The UniGene database contains sets of non-redundant gene-oriented sequence clusters. It is created through automatic partitioning of GenBank sequences, and each UniGene cluster represents a unique gene. In addition to the UniGene table, the Gene Database also contains relationship tables relating the UniGene clusters to GenBank Accession numbers, Entrez Gene ID's and so on. For example, the UniGene-GenBank relationship table stores all the GenBank Accession numbers associated with each UniGene cluster.

WormBase

WormBase is a database containing nucleotide sequence and other genetic and genomic information for Caenorhabditis elegans. .

ZFIN

The ZebraFish Information Network (ZFIN) is a database containing gene and other information about Danio rerio, Zebrafish.

Other

The Other category contains gene identifiers added by the user that are not represented in any other Gene Table or Relationship Table. Situations where a user might add a gene identifier to the Other category include: adding genes with accession numbers from some gene ID system not included in the GenMAPP Gene Database or adding specific ID's for commercial cDNA clone sets. There are several methods by which you can add a gene identifier in the Other category. You can use the Gene Finder window to add ID's or you can do this by processing exceptions. Another option is to edit the Other table directly, through the Gene Database Manager.

Note: If you add IDs to the Other category, they will not color existing MAPPs in GenMAPP. In order to color MAPPs using Expression Datasets with IDs added to the Other category, you will need to create your own MAPPs containing the newly added IDs.

Gene Databases

Overview

Choosing the correct Gene Database for use with GenMAPP is a very important decision since the Gene Database is the backbone of GenMAPP and MAPPFinder.

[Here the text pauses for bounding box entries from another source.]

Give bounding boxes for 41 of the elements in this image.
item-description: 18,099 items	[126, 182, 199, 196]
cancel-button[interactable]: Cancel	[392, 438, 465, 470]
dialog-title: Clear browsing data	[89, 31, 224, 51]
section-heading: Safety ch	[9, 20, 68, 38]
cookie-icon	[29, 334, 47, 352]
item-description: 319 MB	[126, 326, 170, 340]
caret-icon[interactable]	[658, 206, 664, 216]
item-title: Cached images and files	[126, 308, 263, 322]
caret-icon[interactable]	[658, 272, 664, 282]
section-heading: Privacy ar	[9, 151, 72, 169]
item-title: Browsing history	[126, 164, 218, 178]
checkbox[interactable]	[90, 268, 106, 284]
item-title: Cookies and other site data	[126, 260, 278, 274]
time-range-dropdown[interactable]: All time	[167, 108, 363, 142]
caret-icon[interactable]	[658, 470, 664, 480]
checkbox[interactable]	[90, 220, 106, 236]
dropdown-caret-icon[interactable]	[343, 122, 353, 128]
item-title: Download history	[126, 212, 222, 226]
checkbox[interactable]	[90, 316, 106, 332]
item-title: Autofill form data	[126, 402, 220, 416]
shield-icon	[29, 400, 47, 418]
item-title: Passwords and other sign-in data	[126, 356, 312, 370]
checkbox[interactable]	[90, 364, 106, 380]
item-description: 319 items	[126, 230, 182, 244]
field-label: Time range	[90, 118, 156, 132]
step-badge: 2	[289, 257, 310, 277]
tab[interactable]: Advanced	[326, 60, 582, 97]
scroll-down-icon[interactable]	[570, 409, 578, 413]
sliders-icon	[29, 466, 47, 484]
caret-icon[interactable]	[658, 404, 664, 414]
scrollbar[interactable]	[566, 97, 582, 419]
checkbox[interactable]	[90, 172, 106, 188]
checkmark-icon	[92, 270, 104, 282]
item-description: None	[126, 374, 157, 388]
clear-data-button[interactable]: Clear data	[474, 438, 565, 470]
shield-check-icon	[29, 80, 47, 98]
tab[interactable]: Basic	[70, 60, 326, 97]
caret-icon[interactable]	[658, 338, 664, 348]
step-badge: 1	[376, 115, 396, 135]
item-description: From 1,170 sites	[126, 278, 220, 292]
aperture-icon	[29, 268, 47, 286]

Species-specific databases

GenMAPP.org currently supports and actively updates Gene Databases for the following species: Human (H.sapiens), Mouse (M.musculus), Rat (R.norvegicus), Yeast (S.cerevisiae), Worm (C.elegans), Dog (C.familiaris), Chicken (G.gallus), Cattle (B.taurus), Fruit Fly (D.melanogaster) and Zebrafish (D.rerio).

The following species-specific databases are available on request: Mosquito (A.gambiae), Honey Bee (A.mellifera), Fugu (F.rubripes), Chimpanzee (P.troglodytes) and Pufferfish (T.nigroviridis)

GenMAPP Converter Databases

The Converter Databases (for example Mm-Converter_20040411.gdb) are available for Mouse and Human and were designed to work with the Converter application to convert GenBank IDs in GenMAPP 1.0 formatted MAPPs and Expression Datasets to other ID types. The Converter Databases were designed specifically for the Converter and should not be used for regular GenMAPP purposes.

Other Species

GenMAPP.org will periodically create Gene Databases for additional species. These databases are listed on the GenMAPP download area. If your ID system of choice is not supported by GenMAPP, you can use the Gene Database Manager to add new gene systems and relationships.